Active COVID-19 cases under the jurisdiction of the Eastern Ontario Health Unit (EOHU) decreased significantly during the previous weekend.
As of Monday, February 8, there were 185 active cases of COVID-19 among residents of the EOHU territory. On February 5, there had been 219 active cases.
There were 23 COVID-19 patients from the EOHU’s territory in hospital as of February 8, and no patients were in intensive care.
The number of deaths resulting from COVID-19 across the area served by the EOHU as of Monday had increased to 63 from 60 on Friday.
As of February 8, there were no active cases of COVID-19 connected with schools under EOHU jurisdiction.
Medical Officer of Health Dr. Paul Roumeliotis said that all COVID-19 tests are now being done to include the variants of the disease that have appeared.
Changes to restrictions
On Monday, the Ontario government announced that the province-wide shutdown that has been in effect since December 26, 2020 is ending. The province will be returning to the colour-based system of zones that was used prior to the shutdown. However, for most health units, including the EOHU, the stay-at-home order will remain in effect until February 16.
According to Medical Officer of Health Dr. Paul Roumeliotis, the current case statistics across the EOHU’s territory have it close to the limit between the orange and red zones. The neighbouring City of Ottawa would be an orange zone, according to its present case statistics.
The Ontario government will be modifying some of the restrictions for orange and red zones, but the details of them were not announced on Monday. Roumeliotis said that further information will be made available during the rest of the week.

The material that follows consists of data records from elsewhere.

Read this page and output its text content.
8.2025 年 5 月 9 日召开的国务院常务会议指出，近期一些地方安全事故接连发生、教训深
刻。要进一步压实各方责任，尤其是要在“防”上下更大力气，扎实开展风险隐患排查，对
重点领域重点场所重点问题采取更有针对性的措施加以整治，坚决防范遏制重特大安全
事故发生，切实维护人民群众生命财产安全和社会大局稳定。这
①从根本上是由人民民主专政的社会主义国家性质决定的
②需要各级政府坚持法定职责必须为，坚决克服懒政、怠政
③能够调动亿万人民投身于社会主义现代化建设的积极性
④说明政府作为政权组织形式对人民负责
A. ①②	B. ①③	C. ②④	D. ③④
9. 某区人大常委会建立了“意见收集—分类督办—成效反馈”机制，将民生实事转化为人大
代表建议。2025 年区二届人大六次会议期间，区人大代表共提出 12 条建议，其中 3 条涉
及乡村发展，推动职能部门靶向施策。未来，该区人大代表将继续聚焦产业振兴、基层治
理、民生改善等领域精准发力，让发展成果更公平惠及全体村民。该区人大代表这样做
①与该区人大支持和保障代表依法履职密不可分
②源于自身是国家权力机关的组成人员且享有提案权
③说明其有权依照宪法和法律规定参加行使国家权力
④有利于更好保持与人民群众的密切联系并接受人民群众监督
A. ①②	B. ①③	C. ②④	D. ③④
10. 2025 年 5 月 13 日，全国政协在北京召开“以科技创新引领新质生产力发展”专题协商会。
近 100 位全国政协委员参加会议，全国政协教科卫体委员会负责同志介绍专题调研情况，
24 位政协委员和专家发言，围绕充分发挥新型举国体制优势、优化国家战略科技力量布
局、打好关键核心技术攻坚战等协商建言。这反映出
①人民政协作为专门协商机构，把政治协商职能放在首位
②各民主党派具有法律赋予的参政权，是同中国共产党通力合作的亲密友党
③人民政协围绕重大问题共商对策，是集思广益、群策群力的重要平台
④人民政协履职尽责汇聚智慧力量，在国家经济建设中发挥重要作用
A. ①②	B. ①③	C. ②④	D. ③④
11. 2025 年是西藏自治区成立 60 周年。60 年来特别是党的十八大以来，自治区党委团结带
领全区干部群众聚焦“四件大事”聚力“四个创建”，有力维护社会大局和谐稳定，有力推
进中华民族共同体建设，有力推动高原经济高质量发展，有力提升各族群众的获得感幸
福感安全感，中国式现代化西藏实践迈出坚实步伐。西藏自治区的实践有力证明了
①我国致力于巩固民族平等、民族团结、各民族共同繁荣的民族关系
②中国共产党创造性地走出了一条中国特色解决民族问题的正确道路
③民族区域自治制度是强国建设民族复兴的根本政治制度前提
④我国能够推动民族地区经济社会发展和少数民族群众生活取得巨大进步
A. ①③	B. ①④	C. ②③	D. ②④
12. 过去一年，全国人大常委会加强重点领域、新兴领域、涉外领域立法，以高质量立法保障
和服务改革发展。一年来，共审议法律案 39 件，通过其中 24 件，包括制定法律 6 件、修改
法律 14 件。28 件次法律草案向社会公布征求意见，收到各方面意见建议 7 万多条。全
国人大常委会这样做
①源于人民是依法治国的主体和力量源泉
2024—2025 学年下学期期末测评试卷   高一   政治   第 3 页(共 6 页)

No official declaration has yet been made of if the EOHU’s territory is a red or orange zone. Roumeliotis explained that decisions on the designation for each public health region will be announced by the Ontario government each Friday based on statistics obtained each Tuesday.
“I think that people listened,” said Roumeliotis about the provincewide shutdown and stay-at-home order. He attributed the significant decrease in cases under EOHU jurisdiction to people observing the rules.
As of Monday, February 8, 2,776 people across the EOHU’s territory had been vaccinated against COVID-19.
According to Roumeliotis, residents of long-term care facilities are now receiving their second vaccination and vaccination efforts continue at retirement homes under EOHU jurisdiction.
Roumeliotis said that 3,000 more doses of the Pfizer vaccine are expected to be delivered to the EOHU next week. He remained optimistic that interruptions in vaccine delivery and supply will be resolved and noted that three more vaccines are about to be approved by federal regulators.
“We’d like to believe that vaccine supplies will become more reliable.”
Roumeliotis was not concerned about controversies coming from South Africa regarding the effectiveness of the Oxford/Astra-Zeneca COVID-19 vaccine, which is one of the three nearing federal approval in Canada. However, he said that there is some concern about how effective the vaccine is in people aged 65 and over and that he will be monitoring that aspect of its use.
Long-term care outbreaks
As of February 8, COVID-19 outbreaks of two or more cases were in effect at the following long-term care, retirement, and group living facilities under EOHU jurisdiction:
Rideau Place in Hawkesbury
Manoir Carillon in Chute-à-Blondeau
Pinecrest Nursing Home in Plantagenet
Foyer St-Viateur Nursing Home in Limoges
Centre d’Acceuil Roger-Séguin in Clarence Creek
Valoris Group Home in Cheney
Lancaster Long-Term Care
Riverview Manor in Cornwall
Cornwall Community Hospital—11600 pod
Glen Stor Dun Lodge in Cornwall
Iakhihsohtha Lodge in Akwesasne
TSIIonKwa NonhSoTe Long-Term Care in Akwesasne
Woodland Villa in Long Sault
As of February 8, there were 1,265 new, active cases of COVID-19 across Ontario from February 4. According to calculations based on statistics from the Ministry of Health, there were 14,331 active cases of COVID-19 across Ontario as of Monday.
There were 901 COVID-19 patients in hospital across Ontario as of February 8. Out of those patients, 335 were in intensive care, and 226 patients were on ventilators.
There had been 6,538 deaths due to COVID-19 across Ontario as of February 8, which was an increase of 33 deaths from February 7.